For comparison, we then generate the expected distribution using the relevant function (expected_linearity_distribution_permutation), and then display the result.

dis = expected_linearity_distribution_permutation(n, n)
for k in sorted(dis.keys()):
    if dis[k] != 0.0:
        print("{:3d}: {:.4f}".format(k, dis[k]))

DDT

Our experiment for the DDT is essentially the same as for the LAT and uses the same variables.

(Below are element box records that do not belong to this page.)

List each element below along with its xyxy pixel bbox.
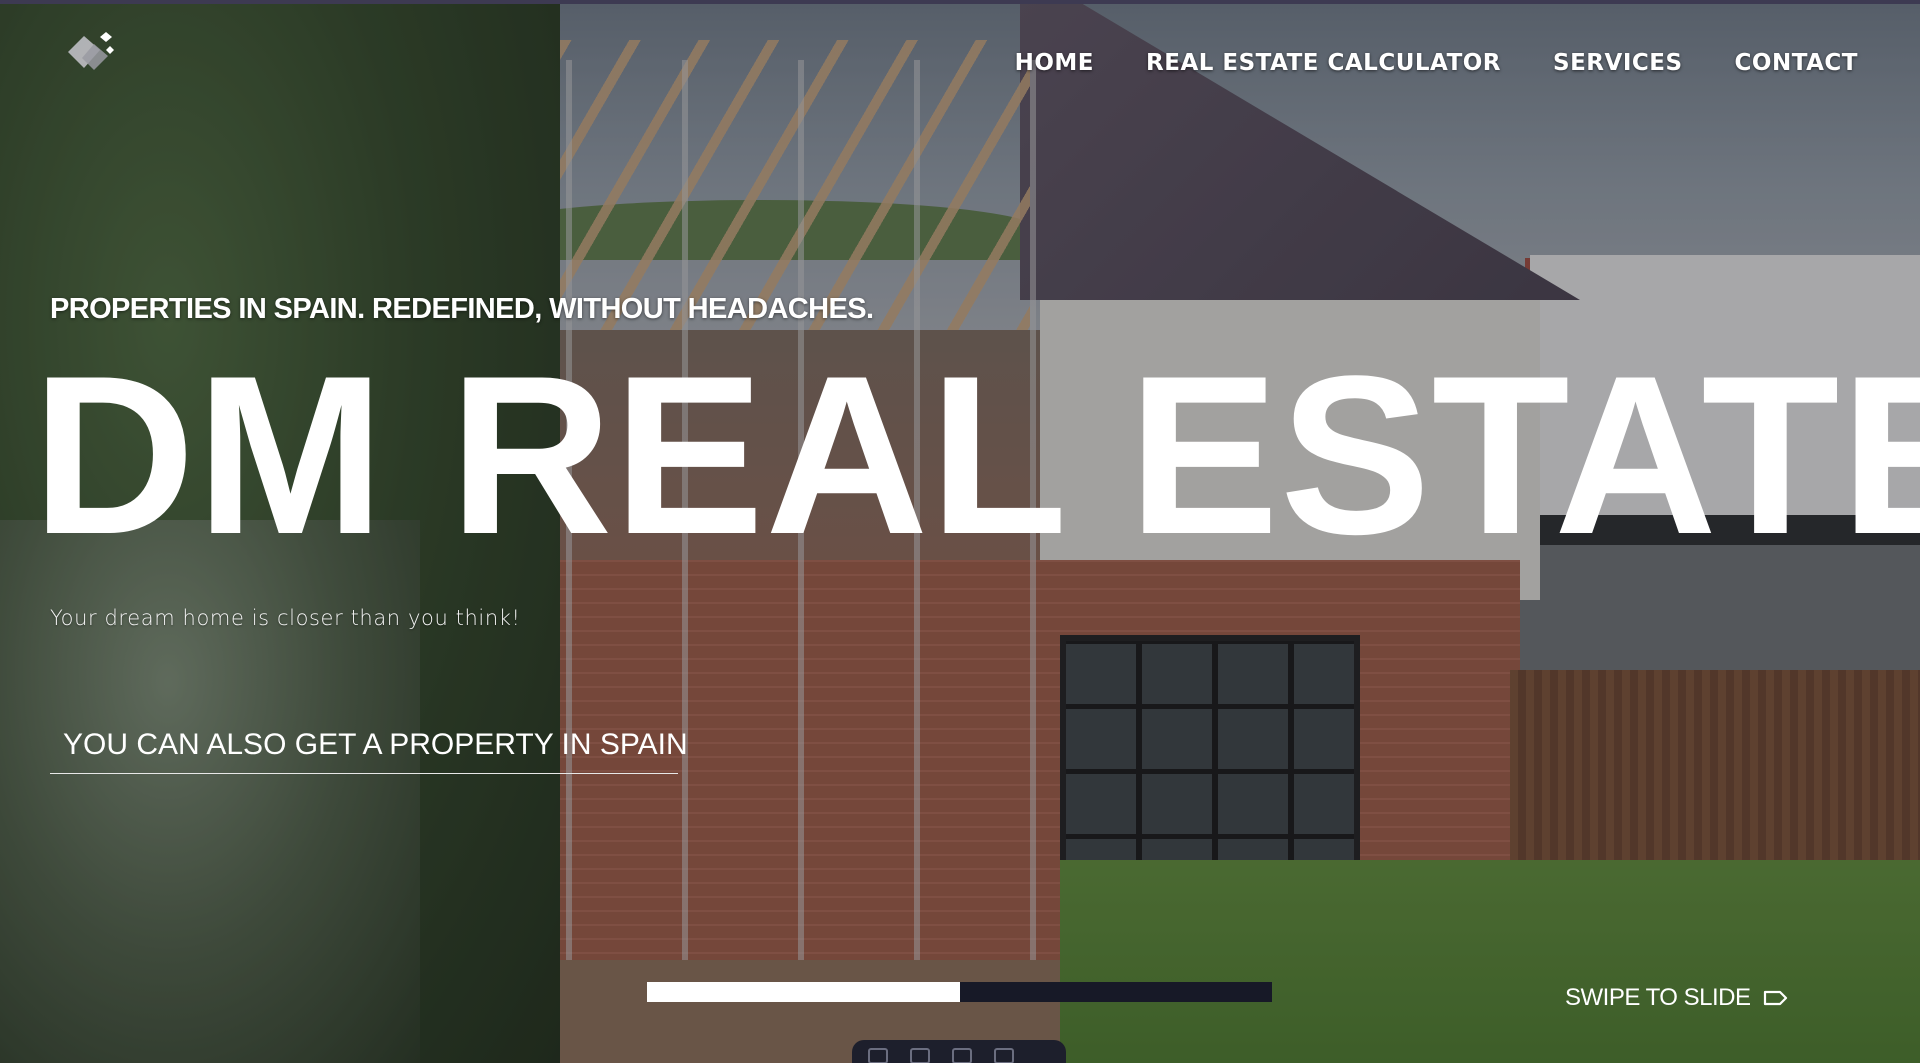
bottom-toolbar: [852, 1040, 1066, 1063]
toolbar-tool-icon[interactable]: [952, 1048, 972, 1063]
top-accent-bar: [0, 0, 1920, 4]
hero-title: DM REAL ESTATE: [32, 328, 1920, 581]
toolbar-tool-icon[interactable]: [910, 1048, 930, 1063]
nav-real-estate-calculator[interactable]: REAL ESTATE CALCULATOR: [1146, 50, 1501, 76]
property-cta-link[interactable]: YOU CAN ALSO GET A PROPERTY IN SPAIN: [50, 722, 688, 774]
swipe-label: SWIPE TO SLIDE: [1565, 984, 1751, 1011]
nav-home[interactable]: HOME: [1015, 50, 1094, 76]
hero-tagline: PROPERTIES IN SPAIN. REDEFINED, WITHOUT …: [50, 293, 874, 325]
cta-label: YOU CAN ALSO GET A PROPERTY IN SPAIN: [63, 728, 688, 761]
nav-contact[interactable]: CONTACT: [1735, 50, 1858, 76]
main-navigation: HOME REAL ESTATE CALCULATOR SERVICES CON…: [1015, 50, 1858, 76]
slider-progress-bar[interactable]: [647, 982, 1272, 1002]
diamond-cube-logo-icon: [68, 32, 114, 70]
toolbar-tool-icon[interactable]: [994, 1048, 1014, 1063]
tag-arrow-icon: [1763, 990, 1787, 1006]
nav-services[interactable]: SERVICES: [1553, 50, 1683, 76]
toolbar-tool-icon[interactable]: [868, 1048, 888, 1063]
brand-logo[interactable]: [60, 28, 122, 84]
hero-subtitle: Your dream home is closer than you think…: [50, 606, 521, 630]
slider-progress-fill: [647, 982, 960, 1002]
swipe-to-slide[interactable]: SWIPE TO SLIDE: [1565, 984, 1789, 1012]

We just need to replace linearity with differential_uniformity and expected_linearity_distribution_permutation with expected_differential_uniformity_distribution_permutation

print("Experimental")
dis = defaultdict(int)
for t in range(0, n_tested):
    dis[differential_uniformity(random_permutation_S_box(n))] += 1
for k in sorted(dis.keys()):
    if dis[k] != 0:
        print("{:3d}: {:.4f}".format(k, float(dis[k])/n_tested))

print("Theoretical")
dis = expected_differential_uniformity_distribution_permutation(n, n)
for k in sorted(dis.keys()):
    if dis[k] != 0.0:
        print("{:3d}: {:.4f}".format(k, dis[k]))

BCT

For the BCT, it is again the same except that we consider boomerang_uniformity with and expected_boomerang_uniformity_distribution_permutations.

print("Experimental")
dis = defaultdict(int)
for t in range(0, n_tested):
    dis[boomerang_uniformity(random_permutation_S_box(n))] += 1
for k in sorted(dis.keys()):
    if dis[k] != 0:
        print("{:3d}: {:.4f}".format(k, float(dis[k])/n_tested))

print("Theoretical")
dis = expected_boomerang_uniformity_distribution_permutation(n, n)
for k in sorted(dis.keys()):
    if dis[k] != 0.0:
        print("{:3d}: {:.4f}".format(k, dis[k]))

Comments

As you can see by running this code, modeling the table coefficients like independent and identically distributed random variables works fairly well, though the results in the case of the expected linearity are not as good as the others. This is most likely due to the independance hypothesis being too heavy handed in this context.